Like economies elsewhere, turn of events impose their own agenda on GCC markets. For instance, customs duties relevant to a Gulf Common Market as well as rapid developments in the energy industry have conspired to create new conditions that cannot be ignored.
In a recent statement, Oman’s oil minister emphasised it was imperative to reconsider energy prices in the GCC in order to stop the wasteful use of energy resulting from subsidised and cheap pricing strategies and coupled to a lack of awareness about the importance of the limited — and costly — sourcing of energy.
At present, fuel prices vary significantly between GCC members, with gasoline prices differing between 60-170 fils a gallon. Also, there is a gap in diesel prices, while on electricity charges changes are subtle.
The price gap is incompatible with the planned common market, especially now that the GCC has taken practical steps to complete it. In other words, there will be repercussions on local economies if price gaps continue.
As a result of the gap, some negative trends have started to emerge, such as smuggling operations across borders, which will become difficult to curb. In fact, the GCC has considered setting a standard pricing formula that will bridge the wide gap in petrol prices in member states — a positive approach that will contribute to boosting the common market and bringing the costs of production and transport closer. A common energy pricing will also help curb smuggling operations that could damage the economies.
Despite the importance of unifying energy prices, it will not be a smooth process, as these are heavily subsidised in the six states. They strain government budgets significantly each year.
For instance, Kuwait pays $16 billion a year in subsidies on goods and services.

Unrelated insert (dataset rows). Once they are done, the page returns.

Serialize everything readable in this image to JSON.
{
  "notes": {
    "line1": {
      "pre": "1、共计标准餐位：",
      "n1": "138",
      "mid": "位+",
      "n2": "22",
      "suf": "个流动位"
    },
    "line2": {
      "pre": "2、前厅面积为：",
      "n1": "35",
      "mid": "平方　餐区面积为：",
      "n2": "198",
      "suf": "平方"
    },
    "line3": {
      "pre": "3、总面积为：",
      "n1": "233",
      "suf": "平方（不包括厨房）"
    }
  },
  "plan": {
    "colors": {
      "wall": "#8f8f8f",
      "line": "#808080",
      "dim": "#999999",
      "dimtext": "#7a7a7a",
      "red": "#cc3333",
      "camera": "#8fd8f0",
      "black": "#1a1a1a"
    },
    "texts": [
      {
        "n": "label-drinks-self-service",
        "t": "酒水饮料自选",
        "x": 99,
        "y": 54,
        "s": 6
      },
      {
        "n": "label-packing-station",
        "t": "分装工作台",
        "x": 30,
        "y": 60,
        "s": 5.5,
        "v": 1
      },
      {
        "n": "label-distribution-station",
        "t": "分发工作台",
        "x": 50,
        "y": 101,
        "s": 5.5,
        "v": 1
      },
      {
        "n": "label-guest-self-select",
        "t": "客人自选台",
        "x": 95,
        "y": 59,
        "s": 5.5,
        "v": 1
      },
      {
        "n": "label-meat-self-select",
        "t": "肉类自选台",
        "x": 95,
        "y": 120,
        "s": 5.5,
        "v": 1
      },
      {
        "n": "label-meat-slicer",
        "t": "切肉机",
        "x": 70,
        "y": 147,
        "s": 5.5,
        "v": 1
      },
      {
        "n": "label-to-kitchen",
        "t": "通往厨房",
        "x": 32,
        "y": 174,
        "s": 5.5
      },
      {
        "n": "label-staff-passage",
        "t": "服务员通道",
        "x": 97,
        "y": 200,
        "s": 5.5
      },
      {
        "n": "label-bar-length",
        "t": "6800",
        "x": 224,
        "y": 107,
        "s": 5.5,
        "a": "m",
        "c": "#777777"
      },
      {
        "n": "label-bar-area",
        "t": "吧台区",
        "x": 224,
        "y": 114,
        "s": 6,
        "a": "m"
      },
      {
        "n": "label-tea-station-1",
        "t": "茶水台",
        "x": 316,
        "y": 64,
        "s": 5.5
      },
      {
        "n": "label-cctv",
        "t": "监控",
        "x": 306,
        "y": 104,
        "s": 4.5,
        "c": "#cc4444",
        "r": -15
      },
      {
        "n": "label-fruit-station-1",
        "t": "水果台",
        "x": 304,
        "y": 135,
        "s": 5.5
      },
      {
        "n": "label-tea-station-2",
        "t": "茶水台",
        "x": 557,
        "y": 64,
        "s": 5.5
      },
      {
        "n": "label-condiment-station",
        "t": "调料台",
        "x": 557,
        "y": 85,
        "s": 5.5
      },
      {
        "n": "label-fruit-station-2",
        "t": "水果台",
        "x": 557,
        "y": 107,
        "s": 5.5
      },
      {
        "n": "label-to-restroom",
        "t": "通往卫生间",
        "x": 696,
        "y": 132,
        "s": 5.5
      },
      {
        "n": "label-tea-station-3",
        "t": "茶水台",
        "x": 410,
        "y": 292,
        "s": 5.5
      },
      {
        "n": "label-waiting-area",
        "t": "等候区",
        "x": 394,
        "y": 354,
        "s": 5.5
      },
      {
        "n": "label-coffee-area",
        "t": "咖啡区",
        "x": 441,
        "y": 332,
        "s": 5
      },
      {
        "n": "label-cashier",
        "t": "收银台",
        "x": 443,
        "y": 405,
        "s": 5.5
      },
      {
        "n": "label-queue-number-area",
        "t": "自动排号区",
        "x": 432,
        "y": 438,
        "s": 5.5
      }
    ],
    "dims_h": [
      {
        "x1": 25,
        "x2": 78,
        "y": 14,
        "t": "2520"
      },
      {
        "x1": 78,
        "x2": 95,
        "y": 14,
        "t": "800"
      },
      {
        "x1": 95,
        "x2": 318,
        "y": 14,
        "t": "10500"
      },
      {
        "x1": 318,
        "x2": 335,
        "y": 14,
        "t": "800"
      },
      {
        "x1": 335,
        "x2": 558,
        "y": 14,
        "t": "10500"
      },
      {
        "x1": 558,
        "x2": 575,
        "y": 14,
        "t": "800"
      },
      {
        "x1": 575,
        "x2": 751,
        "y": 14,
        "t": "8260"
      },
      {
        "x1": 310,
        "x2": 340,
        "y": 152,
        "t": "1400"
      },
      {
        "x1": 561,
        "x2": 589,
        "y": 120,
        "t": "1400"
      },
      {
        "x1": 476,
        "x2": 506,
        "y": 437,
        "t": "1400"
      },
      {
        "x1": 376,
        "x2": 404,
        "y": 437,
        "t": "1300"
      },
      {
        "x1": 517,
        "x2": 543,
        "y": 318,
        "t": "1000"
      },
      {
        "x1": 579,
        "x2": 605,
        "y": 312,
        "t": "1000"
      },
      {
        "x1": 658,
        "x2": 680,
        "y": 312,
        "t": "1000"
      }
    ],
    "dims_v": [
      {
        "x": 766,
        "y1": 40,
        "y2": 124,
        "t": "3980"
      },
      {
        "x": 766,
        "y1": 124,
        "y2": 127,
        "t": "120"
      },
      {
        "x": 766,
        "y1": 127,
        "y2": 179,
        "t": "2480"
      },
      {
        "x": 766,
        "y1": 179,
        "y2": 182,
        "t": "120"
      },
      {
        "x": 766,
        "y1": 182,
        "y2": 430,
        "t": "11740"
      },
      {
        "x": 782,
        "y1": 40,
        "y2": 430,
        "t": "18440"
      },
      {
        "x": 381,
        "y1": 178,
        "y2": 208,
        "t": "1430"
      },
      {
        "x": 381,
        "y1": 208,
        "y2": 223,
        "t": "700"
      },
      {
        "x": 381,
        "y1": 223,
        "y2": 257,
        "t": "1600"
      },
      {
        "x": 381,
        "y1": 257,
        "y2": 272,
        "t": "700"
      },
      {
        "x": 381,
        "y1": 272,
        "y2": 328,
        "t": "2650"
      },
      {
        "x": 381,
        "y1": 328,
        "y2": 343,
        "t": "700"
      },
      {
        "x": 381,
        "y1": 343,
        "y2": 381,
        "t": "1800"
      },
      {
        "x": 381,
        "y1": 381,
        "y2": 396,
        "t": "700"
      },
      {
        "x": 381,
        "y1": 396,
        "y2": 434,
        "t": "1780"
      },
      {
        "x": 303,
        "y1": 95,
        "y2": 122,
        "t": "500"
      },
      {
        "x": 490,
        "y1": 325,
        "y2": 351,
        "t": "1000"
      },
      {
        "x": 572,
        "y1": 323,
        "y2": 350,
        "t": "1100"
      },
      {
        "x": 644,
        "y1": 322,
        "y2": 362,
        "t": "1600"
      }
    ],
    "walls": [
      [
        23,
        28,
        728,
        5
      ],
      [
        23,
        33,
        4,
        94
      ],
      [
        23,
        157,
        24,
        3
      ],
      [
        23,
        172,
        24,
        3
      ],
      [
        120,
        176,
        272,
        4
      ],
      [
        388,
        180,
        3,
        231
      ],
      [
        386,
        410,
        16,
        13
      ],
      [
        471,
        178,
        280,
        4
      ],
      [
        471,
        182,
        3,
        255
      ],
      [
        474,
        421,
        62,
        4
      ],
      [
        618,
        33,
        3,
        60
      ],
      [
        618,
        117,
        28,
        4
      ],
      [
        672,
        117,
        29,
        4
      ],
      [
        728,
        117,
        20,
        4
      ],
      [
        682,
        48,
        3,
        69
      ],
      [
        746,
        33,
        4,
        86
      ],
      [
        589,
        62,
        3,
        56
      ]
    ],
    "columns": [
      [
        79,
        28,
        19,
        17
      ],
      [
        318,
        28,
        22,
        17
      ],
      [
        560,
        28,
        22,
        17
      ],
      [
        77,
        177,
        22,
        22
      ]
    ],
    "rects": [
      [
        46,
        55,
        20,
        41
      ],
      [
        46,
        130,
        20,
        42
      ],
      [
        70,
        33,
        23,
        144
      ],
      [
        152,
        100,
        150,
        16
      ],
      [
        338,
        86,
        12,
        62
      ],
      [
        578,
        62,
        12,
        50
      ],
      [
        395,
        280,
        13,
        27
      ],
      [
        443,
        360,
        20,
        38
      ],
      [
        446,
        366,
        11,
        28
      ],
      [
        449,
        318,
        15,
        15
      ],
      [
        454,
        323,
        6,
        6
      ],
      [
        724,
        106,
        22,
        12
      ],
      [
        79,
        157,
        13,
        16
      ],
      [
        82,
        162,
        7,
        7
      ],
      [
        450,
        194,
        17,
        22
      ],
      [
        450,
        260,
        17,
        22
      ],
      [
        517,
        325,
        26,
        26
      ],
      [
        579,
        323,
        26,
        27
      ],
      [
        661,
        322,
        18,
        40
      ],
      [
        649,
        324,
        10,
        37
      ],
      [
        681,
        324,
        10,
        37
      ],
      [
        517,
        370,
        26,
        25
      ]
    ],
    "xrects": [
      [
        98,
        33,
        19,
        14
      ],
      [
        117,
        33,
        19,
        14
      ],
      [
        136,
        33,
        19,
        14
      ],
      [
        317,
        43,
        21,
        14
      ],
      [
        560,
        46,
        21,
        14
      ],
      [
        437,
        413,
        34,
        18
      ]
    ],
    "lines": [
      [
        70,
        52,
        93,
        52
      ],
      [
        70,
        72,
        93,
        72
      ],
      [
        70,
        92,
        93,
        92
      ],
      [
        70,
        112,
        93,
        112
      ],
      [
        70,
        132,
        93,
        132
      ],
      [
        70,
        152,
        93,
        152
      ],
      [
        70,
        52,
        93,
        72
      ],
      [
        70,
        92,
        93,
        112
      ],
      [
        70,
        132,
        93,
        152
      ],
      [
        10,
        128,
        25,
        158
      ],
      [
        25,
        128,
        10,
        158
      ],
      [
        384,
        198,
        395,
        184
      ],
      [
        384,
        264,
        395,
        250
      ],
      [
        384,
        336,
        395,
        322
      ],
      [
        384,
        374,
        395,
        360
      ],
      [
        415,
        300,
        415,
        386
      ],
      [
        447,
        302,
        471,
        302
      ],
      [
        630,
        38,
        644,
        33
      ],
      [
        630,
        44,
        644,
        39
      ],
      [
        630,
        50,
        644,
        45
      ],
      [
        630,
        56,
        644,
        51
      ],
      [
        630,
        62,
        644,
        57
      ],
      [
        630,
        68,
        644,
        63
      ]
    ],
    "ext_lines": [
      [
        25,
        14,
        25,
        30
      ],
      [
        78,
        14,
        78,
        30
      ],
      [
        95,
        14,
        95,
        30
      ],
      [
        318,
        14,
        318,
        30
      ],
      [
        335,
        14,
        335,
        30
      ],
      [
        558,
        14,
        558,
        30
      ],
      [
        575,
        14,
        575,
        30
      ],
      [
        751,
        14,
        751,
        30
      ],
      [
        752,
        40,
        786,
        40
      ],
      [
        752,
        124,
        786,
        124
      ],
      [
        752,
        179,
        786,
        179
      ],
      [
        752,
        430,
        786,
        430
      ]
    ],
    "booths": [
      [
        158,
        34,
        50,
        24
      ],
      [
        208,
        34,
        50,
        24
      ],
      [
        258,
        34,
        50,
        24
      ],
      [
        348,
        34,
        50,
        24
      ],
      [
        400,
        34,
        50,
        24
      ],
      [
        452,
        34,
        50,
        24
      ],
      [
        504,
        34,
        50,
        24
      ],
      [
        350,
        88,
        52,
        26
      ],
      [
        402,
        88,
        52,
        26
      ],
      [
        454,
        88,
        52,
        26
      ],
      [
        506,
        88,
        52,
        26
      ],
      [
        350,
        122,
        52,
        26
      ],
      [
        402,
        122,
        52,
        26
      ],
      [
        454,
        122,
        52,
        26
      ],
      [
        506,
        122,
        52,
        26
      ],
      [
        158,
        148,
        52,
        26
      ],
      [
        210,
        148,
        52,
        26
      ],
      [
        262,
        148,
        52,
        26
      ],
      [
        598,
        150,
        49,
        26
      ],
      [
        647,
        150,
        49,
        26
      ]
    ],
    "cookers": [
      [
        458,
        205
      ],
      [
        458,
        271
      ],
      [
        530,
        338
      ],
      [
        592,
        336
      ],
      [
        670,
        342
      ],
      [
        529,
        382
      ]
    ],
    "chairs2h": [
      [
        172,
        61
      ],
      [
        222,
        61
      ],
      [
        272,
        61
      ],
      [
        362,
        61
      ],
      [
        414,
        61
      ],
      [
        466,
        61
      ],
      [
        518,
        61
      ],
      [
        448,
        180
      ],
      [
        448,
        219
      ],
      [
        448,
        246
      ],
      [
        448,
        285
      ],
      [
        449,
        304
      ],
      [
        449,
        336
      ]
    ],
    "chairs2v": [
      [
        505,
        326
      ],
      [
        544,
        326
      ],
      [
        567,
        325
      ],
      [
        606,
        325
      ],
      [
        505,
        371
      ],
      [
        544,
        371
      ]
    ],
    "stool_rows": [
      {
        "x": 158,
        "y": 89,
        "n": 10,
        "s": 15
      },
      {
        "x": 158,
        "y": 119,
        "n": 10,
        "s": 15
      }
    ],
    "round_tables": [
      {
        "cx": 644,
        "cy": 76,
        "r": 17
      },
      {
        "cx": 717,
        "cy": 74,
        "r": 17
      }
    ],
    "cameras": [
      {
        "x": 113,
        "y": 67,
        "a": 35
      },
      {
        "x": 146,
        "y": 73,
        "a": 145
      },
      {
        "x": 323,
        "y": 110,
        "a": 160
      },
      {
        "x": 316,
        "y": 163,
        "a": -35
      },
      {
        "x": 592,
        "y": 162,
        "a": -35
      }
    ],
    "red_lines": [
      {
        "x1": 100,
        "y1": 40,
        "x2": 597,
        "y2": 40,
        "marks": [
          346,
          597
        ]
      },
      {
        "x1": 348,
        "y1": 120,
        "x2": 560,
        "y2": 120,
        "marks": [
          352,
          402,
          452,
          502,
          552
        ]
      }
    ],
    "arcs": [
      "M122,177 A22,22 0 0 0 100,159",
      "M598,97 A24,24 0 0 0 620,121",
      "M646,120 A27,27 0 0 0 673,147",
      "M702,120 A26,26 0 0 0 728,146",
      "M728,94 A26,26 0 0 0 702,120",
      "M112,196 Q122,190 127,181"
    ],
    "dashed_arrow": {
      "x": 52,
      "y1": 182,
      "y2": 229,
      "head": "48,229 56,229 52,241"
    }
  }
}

The unification of prices is vital for economic and financial reasons based on current and future circumstances.
With regard to the unification process, it can lead to higher prices if the Omani minister’s statement is correctly read and interpreted.
So, this process must be gradual and well thought out, since experience shows that prices can quickly increase even if there are no supporting reasons for the spike.
This requires the ministries of economy and trade to set regulations to control markets and prices, which should not be allowed to surpass a ceiling.
In addition, it would be imperative for the GCC to consider the possibility of giving energy allowance for citizens with low incomes, and thus make allowances for the social aspects which may arise from these increases. The current energy subsidies benefit all segments of the society, and even companies and businesses, which are already exempt from taxes.
The gradual process of unifying prices can be extended to a period of three years, until 2017, when the GCC rail network should be operational. The rail services will play a pivotal role in the movement of goods, thus reducing transport costs, which are usually the cause of high prices.
Besides, the unification of prices must coincide with an awareness campaign in all the member states to explain the importance of this step for the integration of GCC economies. It will have a bearing on energy and water saving and waste reduction as GCC economies take measures to enhance sustainable development to meet current needs and preserve the right of future generations.
It is a known fact that the rate of energy and water consumption in the GCC is among the highest in the world, not necessarily attributed to actual needs, but to the wastage by consumers. The energy and water consumption levels have become inappropriate with the economic progress achieved by the Gulf states.
This calls for the setting of more realistic energy policies and rules for energy consumption, which will provide the foundation for sustainable development in the GCC.
— Dr Mohammad Al Asoomi is a UAE economic expert and specialist in economic and social development in the UAE and the GCC countries.